No entanto, se o tumor atravessa a parede do olho ou invade o sistema nervoso central pelo nervo óptico, as chances de sobrevivência caem drasticamente para 5%. Segundo ele, em situações extremas, pode ser necessária a remoção completa do olho. “Por isso, é crucial que os pais estejam atentos aos sinais desde o nascimento e que o diagnóstico seja feito o mais rápido possível, garantindo assim uma vida plena e saudável para a criança”, finaliza o médico.

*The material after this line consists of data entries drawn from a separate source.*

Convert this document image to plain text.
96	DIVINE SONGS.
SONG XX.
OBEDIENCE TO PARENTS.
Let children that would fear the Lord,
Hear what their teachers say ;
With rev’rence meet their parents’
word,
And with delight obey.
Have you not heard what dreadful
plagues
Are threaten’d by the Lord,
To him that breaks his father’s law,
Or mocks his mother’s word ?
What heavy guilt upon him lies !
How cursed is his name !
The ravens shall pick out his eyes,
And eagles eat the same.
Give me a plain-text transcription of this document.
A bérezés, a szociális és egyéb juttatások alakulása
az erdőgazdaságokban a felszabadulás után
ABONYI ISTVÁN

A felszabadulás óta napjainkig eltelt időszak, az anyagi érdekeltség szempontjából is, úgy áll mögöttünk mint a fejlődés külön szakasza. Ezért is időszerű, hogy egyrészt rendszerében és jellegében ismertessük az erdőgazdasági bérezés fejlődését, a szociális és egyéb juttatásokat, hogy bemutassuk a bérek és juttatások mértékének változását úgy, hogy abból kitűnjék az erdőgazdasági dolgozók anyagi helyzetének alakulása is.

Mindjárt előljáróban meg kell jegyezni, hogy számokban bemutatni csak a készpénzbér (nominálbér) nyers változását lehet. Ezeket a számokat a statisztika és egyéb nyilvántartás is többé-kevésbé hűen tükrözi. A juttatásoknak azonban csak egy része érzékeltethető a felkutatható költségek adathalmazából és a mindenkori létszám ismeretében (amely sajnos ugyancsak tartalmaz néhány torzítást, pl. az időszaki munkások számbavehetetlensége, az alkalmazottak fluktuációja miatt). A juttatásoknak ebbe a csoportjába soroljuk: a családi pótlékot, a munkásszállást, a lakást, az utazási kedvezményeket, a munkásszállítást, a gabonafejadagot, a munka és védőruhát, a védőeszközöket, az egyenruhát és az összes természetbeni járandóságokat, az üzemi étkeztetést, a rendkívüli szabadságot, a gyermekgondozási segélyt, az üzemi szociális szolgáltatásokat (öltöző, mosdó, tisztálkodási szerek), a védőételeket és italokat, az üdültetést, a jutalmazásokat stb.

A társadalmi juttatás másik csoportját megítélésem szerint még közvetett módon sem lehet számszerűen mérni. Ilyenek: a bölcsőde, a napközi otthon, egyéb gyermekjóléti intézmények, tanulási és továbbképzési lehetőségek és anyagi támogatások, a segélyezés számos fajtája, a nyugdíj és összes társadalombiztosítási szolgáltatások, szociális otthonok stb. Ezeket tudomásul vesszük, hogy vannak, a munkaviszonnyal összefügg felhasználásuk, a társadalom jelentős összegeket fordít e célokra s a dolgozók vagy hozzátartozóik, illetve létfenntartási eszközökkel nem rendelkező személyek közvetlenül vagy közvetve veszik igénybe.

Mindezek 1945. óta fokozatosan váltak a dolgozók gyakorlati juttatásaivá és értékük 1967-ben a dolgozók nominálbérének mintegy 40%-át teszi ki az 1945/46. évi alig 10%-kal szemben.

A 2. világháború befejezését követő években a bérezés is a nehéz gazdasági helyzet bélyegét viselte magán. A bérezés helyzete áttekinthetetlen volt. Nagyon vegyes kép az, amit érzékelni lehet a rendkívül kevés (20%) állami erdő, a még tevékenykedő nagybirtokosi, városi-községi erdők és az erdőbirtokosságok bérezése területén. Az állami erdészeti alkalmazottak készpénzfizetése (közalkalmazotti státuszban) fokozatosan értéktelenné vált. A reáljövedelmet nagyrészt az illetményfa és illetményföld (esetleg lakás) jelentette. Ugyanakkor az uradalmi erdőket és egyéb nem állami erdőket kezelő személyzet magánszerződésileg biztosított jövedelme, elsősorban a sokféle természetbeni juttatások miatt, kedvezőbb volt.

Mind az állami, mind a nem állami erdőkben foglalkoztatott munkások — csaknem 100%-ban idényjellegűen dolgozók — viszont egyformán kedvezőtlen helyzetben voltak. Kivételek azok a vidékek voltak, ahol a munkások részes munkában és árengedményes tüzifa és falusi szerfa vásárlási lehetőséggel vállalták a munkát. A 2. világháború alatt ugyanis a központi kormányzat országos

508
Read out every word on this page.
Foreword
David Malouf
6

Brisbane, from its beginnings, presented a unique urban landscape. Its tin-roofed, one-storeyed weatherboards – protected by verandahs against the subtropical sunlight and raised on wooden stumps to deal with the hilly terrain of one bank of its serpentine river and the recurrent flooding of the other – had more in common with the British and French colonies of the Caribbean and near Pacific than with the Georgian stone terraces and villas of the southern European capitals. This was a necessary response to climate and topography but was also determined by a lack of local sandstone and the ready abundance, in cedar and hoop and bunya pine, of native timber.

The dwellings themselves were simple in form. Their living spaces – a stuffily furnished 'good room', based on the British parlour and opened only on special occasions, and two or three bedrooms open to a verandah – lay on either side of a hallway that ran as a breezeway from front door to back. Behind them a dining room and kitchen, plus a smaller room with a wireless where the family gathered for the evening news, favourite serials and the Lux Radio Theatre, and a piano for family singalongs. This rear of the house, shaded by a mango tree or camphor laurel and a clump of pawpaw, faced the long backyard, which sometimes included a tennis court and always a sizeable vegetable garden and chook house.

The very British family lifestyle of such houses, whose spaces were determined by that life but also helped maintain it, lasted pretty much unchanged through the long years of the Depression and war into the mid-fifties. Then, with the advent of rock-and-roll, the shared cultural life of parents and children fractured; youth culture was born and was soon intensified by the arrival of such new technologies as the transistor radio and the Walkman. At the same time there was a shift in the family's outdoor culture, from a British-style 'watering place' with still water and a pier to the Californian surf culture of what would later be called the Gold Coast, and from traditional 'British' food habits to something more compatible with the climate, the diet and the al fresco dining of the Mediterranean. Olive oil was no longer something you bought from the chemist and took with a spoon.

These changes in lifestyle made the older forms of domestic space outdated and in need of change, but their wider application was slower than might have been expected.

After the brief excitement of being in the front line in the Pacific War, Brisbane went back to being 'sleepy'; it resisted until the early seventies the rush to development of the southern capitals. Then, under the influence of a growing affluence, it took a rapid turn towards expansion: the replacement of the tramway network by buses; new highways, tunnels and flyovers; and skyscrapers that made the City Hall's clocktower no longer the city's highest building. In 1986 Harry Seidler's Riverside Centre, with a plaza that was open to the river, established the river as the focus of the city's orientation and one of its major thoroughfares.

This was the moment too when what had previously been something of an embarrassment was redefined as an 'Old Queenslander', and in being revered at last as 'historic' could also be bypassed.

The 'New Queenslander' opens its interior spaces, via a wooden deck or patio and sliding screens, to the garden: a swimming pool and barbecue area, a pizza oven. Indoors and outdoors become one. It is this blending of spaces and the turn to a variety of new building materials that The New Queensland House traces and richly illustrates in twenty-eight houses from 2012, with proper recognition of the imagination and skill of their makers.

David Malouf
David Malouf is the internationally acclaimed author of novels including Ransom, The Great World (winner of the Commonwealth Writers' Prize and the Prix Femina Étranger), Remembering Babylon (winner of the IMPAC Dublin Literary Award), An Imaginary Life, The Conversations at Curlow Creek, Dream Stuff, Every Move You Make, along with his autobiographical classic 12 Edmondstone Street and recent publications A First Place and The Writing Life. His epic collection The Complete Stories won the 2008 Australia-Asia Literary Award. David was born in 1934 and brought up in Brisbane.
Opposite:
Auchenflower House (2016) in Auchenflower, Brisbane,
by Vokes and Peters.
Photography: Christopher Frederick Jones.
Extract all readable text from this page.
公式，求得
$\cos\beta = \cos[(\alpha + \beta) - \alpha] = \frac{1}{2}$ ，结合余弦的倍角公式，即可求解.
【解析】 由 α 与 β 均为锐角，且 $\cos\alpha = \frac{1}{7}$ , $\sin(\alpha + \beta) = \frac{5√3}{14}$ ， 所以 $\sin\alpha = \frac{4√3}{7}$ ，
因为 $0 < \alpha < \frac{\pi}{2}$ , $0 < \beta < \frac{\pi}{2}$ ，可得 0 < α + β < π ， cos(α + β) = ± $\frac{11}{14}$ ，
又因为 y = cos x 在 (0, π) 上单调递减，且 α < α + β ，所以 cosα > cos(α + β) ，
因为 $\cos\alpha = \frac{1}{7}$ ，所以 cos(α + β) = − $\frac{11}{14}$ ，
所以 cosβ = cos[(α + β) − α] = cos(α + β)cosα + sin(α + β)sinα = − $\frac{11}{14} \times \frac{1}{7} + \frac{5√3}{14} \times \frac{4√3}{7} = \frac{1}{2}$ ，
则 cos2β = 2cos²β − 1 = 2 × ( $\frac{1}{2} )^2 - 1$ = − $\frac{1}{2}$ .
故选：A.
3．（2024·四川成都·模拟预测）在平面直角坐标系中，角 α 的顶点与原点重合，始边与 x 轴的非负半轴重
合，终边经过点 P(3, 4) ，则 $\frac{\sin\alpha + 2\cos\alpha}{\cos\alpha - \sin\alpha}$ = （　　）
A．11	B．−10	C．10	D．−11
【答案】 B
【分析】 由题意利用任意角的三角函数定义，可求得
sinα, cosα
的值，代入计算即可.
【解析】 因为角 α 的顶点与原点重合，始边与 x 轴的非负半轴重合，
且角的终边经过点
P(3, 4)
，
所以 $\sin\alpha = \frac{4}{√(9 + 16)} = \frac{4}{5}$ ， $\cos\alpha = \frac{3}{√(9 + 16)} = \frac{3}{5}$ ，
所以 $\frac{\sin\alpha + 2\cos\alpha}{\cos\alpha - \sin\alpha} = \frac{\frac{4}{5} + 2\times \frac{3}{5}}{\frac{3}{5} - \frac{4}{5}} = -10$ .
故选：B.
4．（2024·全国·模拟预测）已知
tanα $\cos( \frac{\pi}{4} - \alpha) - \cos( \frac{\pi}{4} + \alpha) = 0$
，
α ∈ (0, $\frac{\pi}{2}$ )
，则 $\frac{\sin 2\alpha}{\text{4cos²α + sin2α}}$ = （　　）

O tratamento do retinoblastoma depende do estágio e da gravidade da doença. Quando detectado, pode ser tratado com diversas técnicas, incluindo terapias focais, radioterapia e quimioterapia. Em casos iniciais, fotocoagulação (tratamentos com laser), radiação de curta distância ou crioterapia, que congela o tumor, podem ser eficazes.

Em casos mais avançados, onde o tumor compromete significativamente a visão, pode ser necessário realizar uma enucleação, que é a remoção do olho afetado, colocando uma prótese no globo ocular. “Apesar de ser a última opção, muitas vezes é a única maneira de controlar o crescimento do tumor e prevenir que ele se espalhe para outras regiões”, comenta Dra. Marcela.

“A nossa meta é sempre preservar a visão do paciente, mas em casos avançados, o tratamento pode focar na remoção do tumor e, se necessário, do olho afetado”, diz Henrique.

Saúde ocular na infância merece atenção

Segundo Dr Henrique, o acompanhamento contínuo é crucial para a detecção de possíveis recidivas. “Mesmo após o tratamento, é importante monitorar regularmente a saúde ocular da criança. O acompanhamento rigoroso ajuda a garantir que qualquer sinal de recidiva seja detectado o mais cedo possível”, destaca o oftalmologista.

Para os especialistas, o principal recado para os pais é que existem inúmeros recursos para detectar, de forma precoce, doenças oculares como o retinoblastoma. Mas, para isso, é preciso levar o bebê em seus primeiros meses de vida para uma consulta de rotina com um oftalmopediatra.

Durante os exames oftalmológicos, é possível avaliar todas as estruturas oculares, incluindo a retina, a córnea, o nervo óptico etc. Para além dessa avaliação, também podemos detectar a presença do estrabismo, da miopia e de outros erros refrativos”, diz Dra Marcela.

O Teste do Olhinho, por exemplo, é essencial para detectar não apenas o retinoblastoma, mas também outras condições oculares como catarata e glaucoma congênitos. “Esse exame é rápido e indolor, e deve ser feito em todas as crianças para garantir uma triagem eficiente”, complementa o oncologista ocular André Vidoris.

Um ponto relevante é que o desenvolvimento visual ocorre fora do útero e se completa por volta dos 7 anos. Sendo assim, o acompanhamento oftalmológico na infância é crucial não só para a visão, como para o desenvolvimento global da criança”, finaliza Dra. Marcela.